5. The agent entity of claim 2, wherein the processor is further configured to send the output data of the ML model via the wireless communication channel to the controller entity.
6. The agent entity of claim 5, wherein, in response to sending the output data of the ML model to the controller entity, the processor is further configured to receive response data from the controller entity, wherein the response data is based on the output data of the ML model of the agent entity and a plurality of further output data of a plurality of further ML models of a plurality of further agent entities.
7. The agent entity of claim 6, wherein the response data contains information indicative of an action to be taken by the agent entity and/or information for performing a backward pass for updating the ML model.
8. The agent entity of claim 2, wherein the agent entity is a user equipment (UE) configured to exchange data with the controller entity via the wireless communication channel and a base station.
9. The agent entity of claim 8, wherein the ML model is an encoding portion of an autoencoder, wherein the input data of the encoding portion of the autoencoder is channel state information, and wherein the output data of the encoding portion of the autoencoder is compressed channel state information.

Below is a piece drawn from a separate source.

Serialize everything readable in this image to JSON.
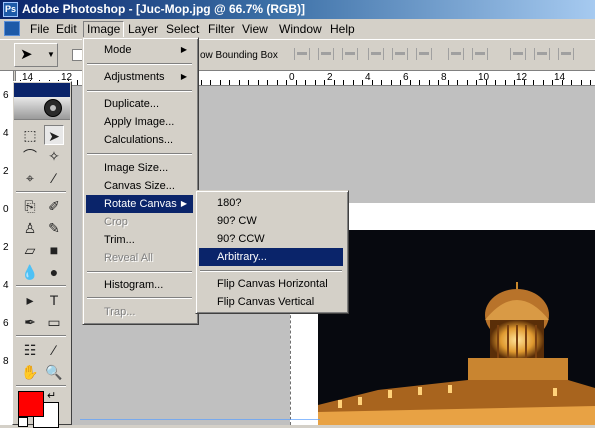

10. The agent entity of claim 2, wherein the agent entity is a mobile micro base station of a plurality of mobile micro base stations, and
wherein the output data of each mobile micro base station allows the controller entity to coordinate the plurality of mobile micro base stations.
11. The agent entity of claim 2, wherein the agent entity is a base station, and wherein the controller entity is a user equipment (UE).
12. The agent entity of claim 1, wherein the ML model comprises a plurality of processing layers for processing the input data into the output data, and
wherein for selecting the computational complexity of the ML model the agent entity is configured to select a selectable number of processing layers of the plurality of processing layers of the ML model.
13. The agent entity of claim 1, wherein the agent entity comprises a battery for powering one or more processors of the agent entity for implementing the ML model, and
wherein the agent entity is configured to estimate the computational resources of the agent entity based on a charge status of the battery.
14. A method for operating an agent entity for adaptive learning, the method comprising:
operating a machine learning (ML) model, wherein the ML model is configured to process input data into output data with a selectable computational complexity and with a selectable size of the output data;
estimating computational resources of the agent entity;
obtaining information indicative of the selectable size of the output data of the ML model; and
selecting the computational complexity and/or the size of the output data of the ML model based on the estimate of the computational resources of the agent entity and/or the information indicative of the selectable size of the output data of the ML model.
15. A non-transitory computer readable medium comprising processor-executable code that, when executed by one or more processors, causes the one or more processor to perform a method for operating an agent entity for adaptive learning, the method comprising:
operating a machine learning (ML) model, wherein the ML model is configured to process input data into output data with a selectable computational complexity and with a selectable size of the output data;
estimating computational resources of the agent entity;
obtaining information indicative of the selectable size of the output data of the ML model; and
selecting the computational complexity and/or the size of the output data of the ML model based on the estimate of the computational resources of the agent entity and/or the information indicative of the selectable size of the output data of the ML model.